There’s a bit of confusion here that’s a left over from the systems we have developed to label and classify plants throughout history. When is a conifer not a pine? The Romans considered all types of conifers which had needle-like foliage, pines, spruces. firs, etc, as pines. Even Linnaeus, in his famous 1753 Species Plantarum, the first to describe plants in modern binomial scientific terms, did not differentiate the genus Pinus from spruces, firs, hemlocks and larches. Then people started to get much more picky and to drill down into the differences: Phillip Miller described the genera Abies as Firs,
Abies koreana Image:http://conifersociety.org/conifers/conifer/abies/koreana/
and Larix as Larches.
While Elie-Abel Carriere, described the genera Tsuga s Hemlocks,
and Pseudotsuga she called Douglas Firs.
Whatever your views on the correct definition of a pinetum there’s no argument that the coming months are a great time to visit them.
I have recently been introduced to the one at Goudhurst in Kent – the Bedgebury Pinetum.

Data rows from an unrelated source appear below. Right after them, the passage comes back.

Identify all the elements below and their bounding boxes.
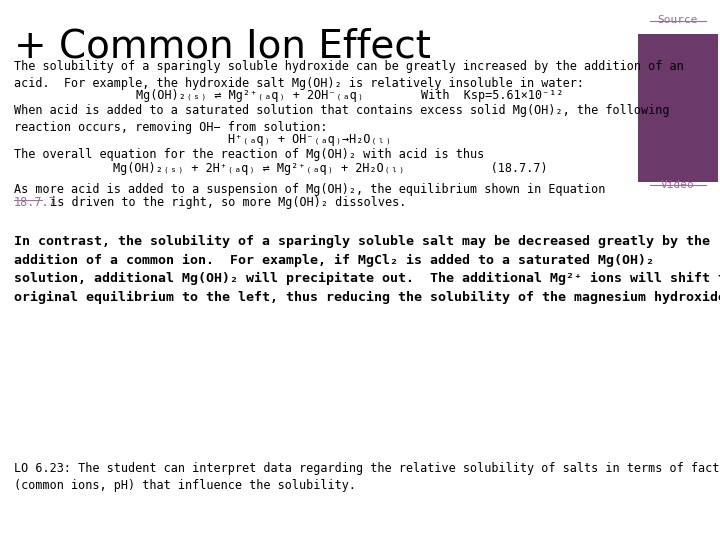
Text: LO 6.23: The student can interpret data regarding the relative solubility of sal: LO 6.23: The student can interpret data … bbox=[14, 462, 720, 492]
Text: When acid is added to a saturated solution that contains excess solid Mg(OH)₂, t: When acid is added to a saturated soluti… bbox=[14, 104, 670, 134]
Text: Video: Video bbox=[661, 180, 695, 190]
Text: As more acid is added to a suspension of Mg(OH)₂, the equilibrium shown in Equat: As more acid is added to a suspension of… bbox=[14, 183, 606, 196]
Text: H⁺₍ₐq₎ + OH⁻₍ₐq₎→H₂O₍ₗ₎: H⁺₍ₐq₎ + OH⁻₍ₐq₎→H₂O₍ₗ₎ bbox=[228, 133, 392, 146]
Text: Source: Source bbox=[658, 15, 698, 25]
Text: is driven to the right, so more Mg(OH)₂ dissolves.: is driven to the right, so more Mg(OH)₂ … bbox=[43, 196, 406, 209]
Text: The solubility of a sparingly soluble hydroxide can be greatly increased by the : The solubility of a sparingly soluble hy… bbox=[14, 60, 684, 91]
FancyBboxPatch shape bbox=[638, 34, 718, 182]
Text: Mg(OH)₂₍ₛ₎ + 2H⁺₍ₐq₎ ⇌ Mg²⁺₍ₐq₎ + 2H₂O₍ₗ₎            (18.7.7): Mg(OH)₂₍ₛ₎ + 2H⁺₍ₐq₎ ⇌ Mg²⁺₍ₐq₎ + 2H₂O₍ₗ… bbox=[113, 162, 547, 175]
Text: The overall equation for the reaction of Mg(OH)₂ with acid is thus: The overall equation for the reaction of… bbox=[14, 148, 485, 161]
Text: + Common Ion Effect: + Common Ion Effect bbox=[14, 28, 431, 66]
Text: In contrast, the solubility of a sparingly soluble salt may be decreased greatly: In contrast, the solubility of a sparing… bbox=[14, 235, 720, 304]
Text: 18.7.7: 18.7.7 bbox=[14, 196, 57, 209]
Text: Mg(OH)₂₍ₛ₎ ⇌ Mg²⁺₍ₐq₎ + 2OH⁻₍ₐq₎        With  Ksp=5.61×10⁻¹²: Mg(OH)₂₍ₛ₎ ⇌ Mg²⁺₍ₐq₎ + 2OH⁻₍ₐq₎ With Ks… bbox=[136, 89, 564, 102]
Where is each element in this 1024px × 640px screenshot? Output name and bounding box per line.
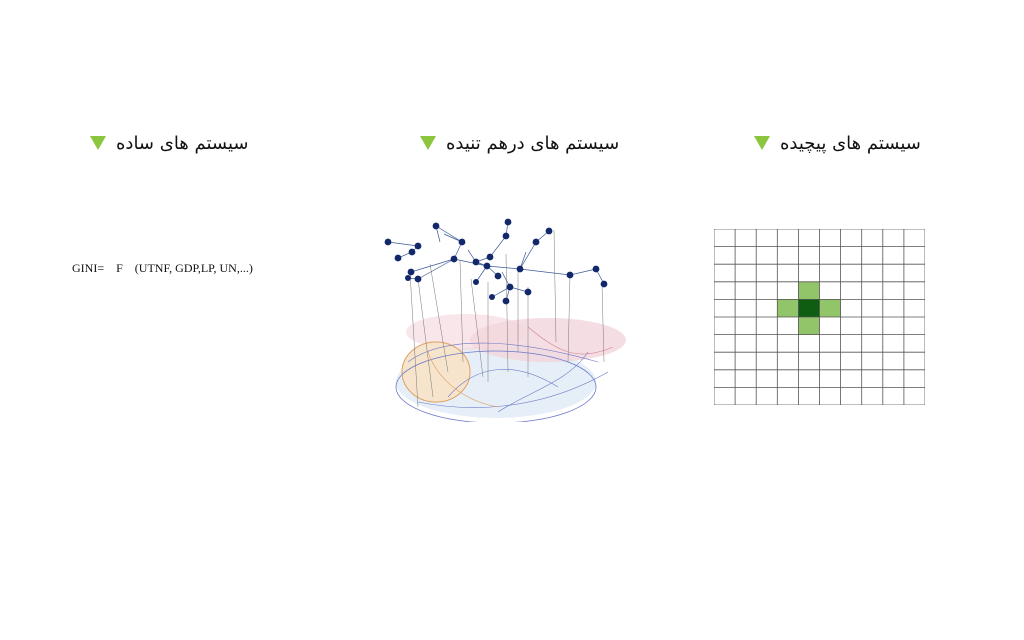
network-node bbox=[502, 297, 510, 305]
network-node bbox=[432, 222, 440, 230]
network-node bbox=[524, 288, 532, 296]
heading-complex-systems: سیستم های پیچیده bbox=[754, 130, 921, 156]
network-node bbox=[408, 248, 416, 256]
network-node bbox=[472, 258, 480, 266]
heading-complex-label: سیستم های پیچیده bbox=[780, 132, 921, 154]
network-nodes bbox=[384, 218, 608, 305]
network-node bbox=[600, 280, 608, 288]
cellular-grid-figure bbox=[714, 229, 925, 405]
gini-formula: GINI= F (UTNF, GDP,LP, UN,...) bbox=[72, 261, 253, 276]
network-node bbox=[483, 262, 491, 270]
formula-args: (UTNF, GDP,LP, UN,...) bbox=[134, 261, 253, 275]
center-cell bbox=[798, 299, 820, 317]
network-node bbox=[532, 238, 540, 246]
formula-func: F bbox=[116, 261, 123, 275]
network-node bbox=[458, 238, 466, 246]
network-node bbox=[414, 242, 422, 250]
triangle-down-icon bbox=[90, 136, 106, 150]
triangle-down-icon bbox=[420, 136, 436, 150]
neighbor-cell bbox=[819, 299, 841, 317]
network-node bbox=[566, 271, 574, 279]
network-node bbox=[405, 275, 411, 281]
network-node bbox=[545, 227, 553, 235]
network-node bbox=[516, 265, 524, 273]
network-node bbox=[504, 218, 512, 226]
network-node bbox=[502, 232, 510, 240]
heading-tangled-systems: سیستم های درهم تنیده bbox=[420, 130, 619, 156]
network-node bbox=[486, 253, 494, 261]
network-node bbox=[489, 294, 495, 300]
network-graph-figure bbox=[384, 218, 626, 422]
neighbor-cell bbox=[798, 281, 820, 300]
network-node bbox=[450, 255, 458, 263]
neighbor-cell bbox=[777, 299, 799, 317]
neighbor-cell bbox=[798, 317, 820, 335]
network-node bbox=[506, 283, 514, 291]
formula-lhs: GINI= bbox=[72, 261, 105, 275]
network-node bbox=[407, 268, 415, 276]
heading-tangled-label: سیستم های درهم تنیده bbox=[446, 132, 620, 154]
triangle-down-icon bbox=[754, 136, 770, 150]
network-node bbox=[592, 265, 600, 273]
network-edges bbox=[387, 221, 605, 302]
network-node bbox=[494, 272, 502, 280]
network-node bbox=[414, 275, 422, 283]
heading-simple-label: سیستم های ساده bbox=[116, 132, 249, 154]
network-node bbox=[473, 279, 479, 285]
network-node bbox=[394, 254, 402, 262]
heading-simple-systems: سیستم های ساده bbox=[90, 130, 249, 156]
drop-lines bbox=[409, 229, 605, 408]
network-node bbox=[384, 238, 392, 246]
system-map-background bbox=[395, 314, 626, 422]
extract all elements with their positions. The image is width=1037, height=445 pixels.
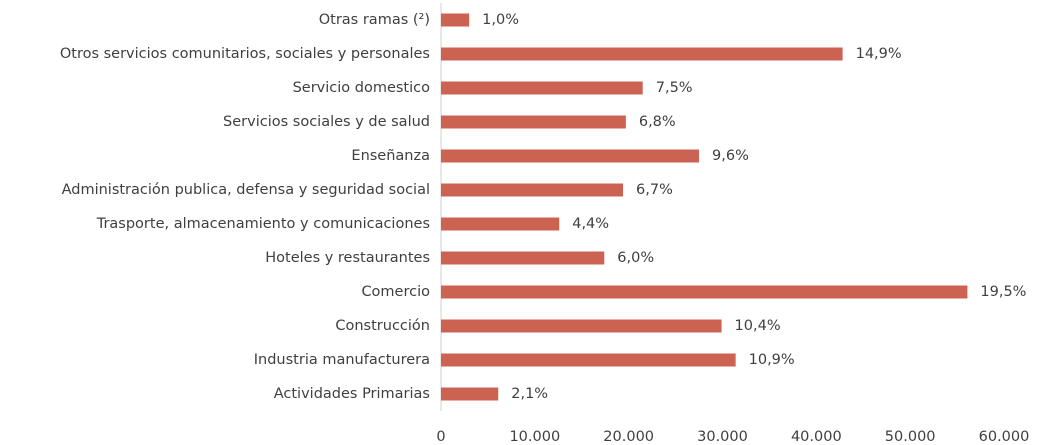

It is a really lovely place for a gentle but invigorating walk but what I didn’t know until looking at their website is that it is the most important single site for conifer conservation in the world.
Of course we’ll all soon be thinking about which pine or conifer or fir we’ll be giving a home to this Christmas. When you check out yours think of the magnificent trees they can grow up to be and perhaps get a moment to walk in a pinetum.